初めて言われたその言葉に、私は嬉しさと恥ずかしさから思わず部屋を飛び出してしまいました。

初めてまともに親しくなった男の人で、初めて伝えられたプロポーズの言葉。

 

(きゃー!!!)

 

声に出すと迷惑になると思い、頭の中で歓喜の声を出します。

そのまま暫く駆け回り、大広間にたどり着いた所で私は止まりました。

 

「ら、蘭子ちゃん。どうしたの…、急いでたみたいだけど…」

 

「死を司る者…。何、少し体を動かしたくなっただけの事」

 

私の少ない友達の一人、小梅ちゃんがそこにはいました。最初は素直に告白された事を伝えようと思ったけど、神楽さんが男の人だってバレたら側に居られなくなる事を思い出して、慌てて違うことを伝えます。

 

(告白…)

 

その事を思いですだけで、自然と頬が緩みます。幸せが胸を埋め尽くして、抑えようとしても笑顔になって…。

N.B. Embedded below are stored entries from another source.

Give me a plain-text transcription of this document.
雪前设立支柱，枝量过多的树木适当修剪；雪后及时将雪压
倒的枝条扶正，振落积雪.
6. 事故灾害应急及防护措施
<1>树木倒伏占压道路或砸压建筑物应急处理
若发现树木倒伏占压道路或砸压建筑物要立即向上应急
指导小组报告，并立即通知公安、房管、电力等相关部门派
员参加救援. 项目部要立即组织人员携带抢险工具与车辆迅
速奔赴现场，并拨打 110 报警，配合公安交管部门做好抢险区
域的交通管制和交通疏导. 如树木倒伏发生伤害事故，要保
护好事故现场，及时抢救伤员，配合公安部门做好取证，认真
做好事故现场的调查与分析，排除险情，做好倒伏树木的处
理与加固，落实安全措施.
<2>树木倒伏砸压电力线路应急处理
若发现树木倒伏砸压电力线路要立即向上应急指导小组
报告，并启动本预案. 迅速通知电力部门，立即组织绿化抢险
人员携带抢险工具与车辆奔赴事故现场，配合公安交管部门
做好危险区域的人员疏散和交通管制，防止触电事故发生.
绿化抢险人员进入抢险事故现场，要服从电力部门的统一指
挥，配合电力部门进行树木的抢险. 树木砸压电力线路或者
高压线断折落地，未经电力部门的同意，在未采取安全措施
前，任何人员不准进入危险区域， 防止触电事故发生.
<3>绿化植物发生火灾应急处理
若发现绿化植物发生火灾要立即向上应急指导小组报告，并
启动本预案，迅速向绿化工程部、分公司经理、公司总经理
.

小梅ちゃんに別れを告げて、私は部屋に戻ろうとして凛さんに出会いました。

 

「蘭子、どこ行ってたの?お風呂に居なかったから少し心配してたんだよ?」

 

そう声を掛けてくれた凛さんですが、もしかしたら凛さんも神楽さんに告白されて…。

 

「ど、どうしたの?私睨まれるようなこと、したかな…?」

 

「む、すまぬな。蒼き姫が粗相を働いた訳ではない。神の玩具が少しな…」

 

「神の玩具って…神楽の事?神楽がなにかしたなら部屋変えてもらう?」

 

「ぴ?」

 

部屋を変える?何故変える?

そう思いましたが、私は思い出してしまいました。

 

(この後、同じ部屋で、一緒に寝る…?)

 

その事実に気づいてしまい

 

「ぴゃーぁぁぁぁ!!!」

 

私は思わずさけんでしまいました。